Operators satisfying abstract commutation relation; then finding an eigenvalue.

[arp777]

So, my problem statement is:

Suppose that two operators P and Q satisfy the commutation relation [Q,P] = Q .
Suppose that ψ is an eigenfunction of the operator P with eigenvalue p. Show that Qψ is also an eigenfunction of P, and find its eigenvalue.

This shouldn't be too difficult, but I'm wrestling with this one. I can't seem to figure out the significance of the commutation relation in the prompt, or whether or not it's saying anything particularly relevant to finding the eigenvalue of P..

Any help is greatly appreciated.

 

[Matterwave]

List your knowns:

QP-PQ=Q

Pψ=pψ

Now PQψ=?

 

[arp777]

Following my knowns, I'm tempted to say that:

PQ = QP - Q ... based on the commutation relation.

Which would mean that PQψ = QPψ - Qψ

Showing you what I worked out before posting might help you understand where my confusion's coming from.
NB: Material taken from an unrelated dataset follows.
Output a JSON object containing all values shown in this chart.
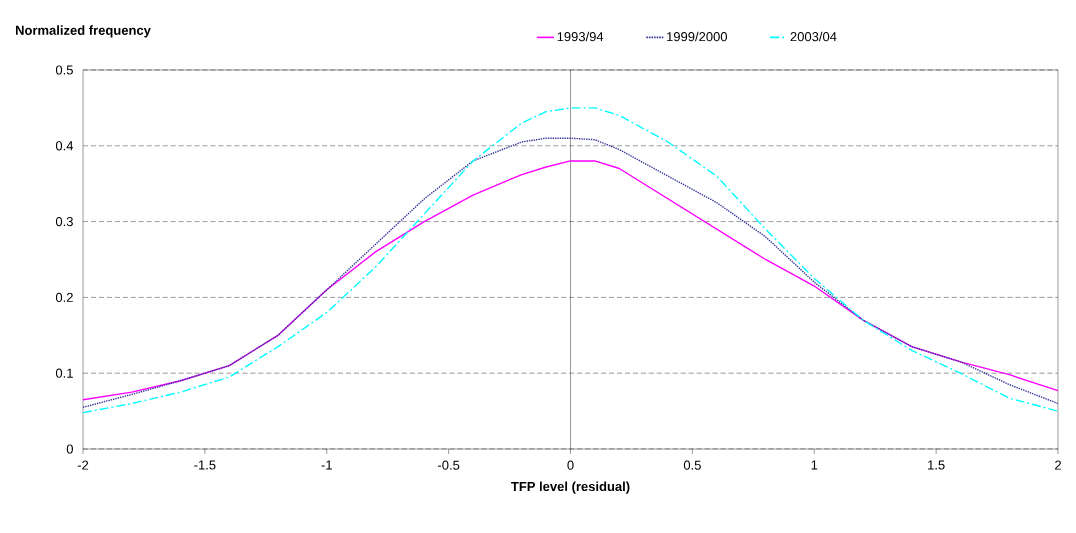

I started with:

relation: [Q,P] = Q

which means, QPψ - PQψ = Q(pψ) - [Q(pψ) - Qψ] = Qψ

So, how do I show that Qψ is also an eigenfunction? What needs to be true?


Thanks again.

 

[Nugatory]

I hope you aren't slipping a homework problem in here

What you're trying to show is that: PQψ = κQψ; that is, Qψ is an eigenfunction of P with eigenvalue κ.

You got as far as PQψ = QPψ - Qψ; from there if you substitute the known value of Pψ you'll end up with your answer pretty quickly.

 

[arp777]

Hahah, well, it is a homework problem! But I get better help on here than I do in the study center without being given the answer in either place. (Believe me, I'm IN the study center right now). Kinda sad, huh!? Thanks for the help, ya'll.